= Giant Killer (call sign) =

Military aviation call sign in the United States

GIANT KILLER is a military Air Traffic Control (ATC) call sign used within certain regions of the contiguous United States (CONUS). The callsign is primarily administered by the United States Navy for military flight operations on the East Coast.

The call sign is utilized by military air traffic controllers responsible for flight operations within restricted military airspace or to direct military air craft that is transiting civilian airspace. The call sign is commonly published in NOTAMs that designate restricted airspace reserved for military flight operations or combat exercises where normal airspace operating rules do not apply. Prior to the introduction of the call sign, standardized identification methods for military controllers holding operating authority over a specific section of airspace did not exist.

To reduce the confusion and to ensure standardized emergency communication procedures among the various branches of the U.S. military, the call sign GIANT KILLER is used to denote the controlling authority for a section of military airspace dedicated to combat training or combat operations within the U.S. In rare circumstances, call signs like GIANT KILLER may be used during a national emergency when a specific controller has been assigned a section of airspace. This was the case on September 11, 2001 when US Navy personnel utilized the call sign to vector three F-16s from Langley Air Force Base to the National Capital Region for air defense purposes. It is possible for a specific controller to utilize more than one call sign, with GIANT KILLER being one of them. For clarity, the name is always written in capital letters with a space between the words.

== Origins ==

The U.S. military commonly uses pairs of words that do not sound phonetically similar as call signs. This reduces the chance for confusion during transmission of critical messages.
Most military air traffic control facilities that use the GIANT KILLER call sign maintain direct communications to weapons capable flight squadrons; the "killer" portion of the call sign may be more than a coincidence.

== Safety considerations for general aviation ==
A significant safety concern for military combat exercise planners is the possibility of a general aviation aircraft mistakenly entering restricted airspace while an active combat training exercise is underway. Added safety measures are taken when target drones are used during war games. During such times, it is not uncommon for the military to release a specific safety NOTAM via the Federal Aviation Administration.
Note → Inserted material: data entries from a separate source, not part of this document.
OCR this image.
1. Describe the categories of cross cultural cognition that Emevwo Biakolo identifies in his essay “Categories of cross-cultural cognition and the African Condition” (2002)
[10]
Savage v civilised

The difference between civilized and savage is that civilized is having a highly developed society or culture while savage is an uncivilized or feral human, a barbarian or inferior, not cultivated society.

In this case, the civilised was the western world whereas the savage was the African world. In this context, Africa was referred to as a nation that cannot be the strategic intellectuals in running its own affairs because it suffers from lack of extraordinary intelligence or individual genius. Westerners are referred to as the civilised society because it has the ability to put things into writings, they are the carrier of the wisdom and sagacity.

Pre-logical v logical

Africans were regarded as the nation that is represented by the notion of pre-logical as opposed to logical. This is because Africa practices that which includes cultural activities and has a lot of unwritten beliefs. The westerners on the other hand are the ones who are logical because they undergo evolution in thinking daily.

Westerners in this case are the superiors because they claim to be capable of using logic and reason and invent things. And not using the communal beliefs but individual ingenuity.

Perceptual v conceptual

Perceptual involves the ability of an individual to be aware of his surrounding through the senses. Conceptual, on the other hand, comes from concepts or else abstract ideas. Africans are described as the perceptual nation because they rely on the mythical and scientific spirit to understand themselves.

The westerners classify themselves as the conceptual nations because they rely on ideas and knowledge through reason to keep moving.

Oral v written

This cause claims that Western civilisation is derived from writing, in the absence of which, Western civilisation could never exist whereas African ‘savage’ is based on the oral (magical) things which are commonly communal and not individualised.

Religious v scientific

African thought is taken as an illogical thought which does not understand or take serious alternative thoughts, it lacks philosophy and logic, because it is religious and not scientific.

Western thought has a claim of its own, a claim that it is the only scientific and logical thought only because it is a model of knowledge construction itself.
Such NOTAMs usually indicate that any aircraft in the vicinity of restricted airspace should contact GIANT KILLER on a specified frequency if a pilot becomes involved in a situation near the specified coordinates. Certain target drones have a radar signature that is comparable to many single engine aircraft commonly used within the General Aviation community. Use of a common call sign like GIANT KILLER reduces the time needed to clarify the origin of critical safety messages.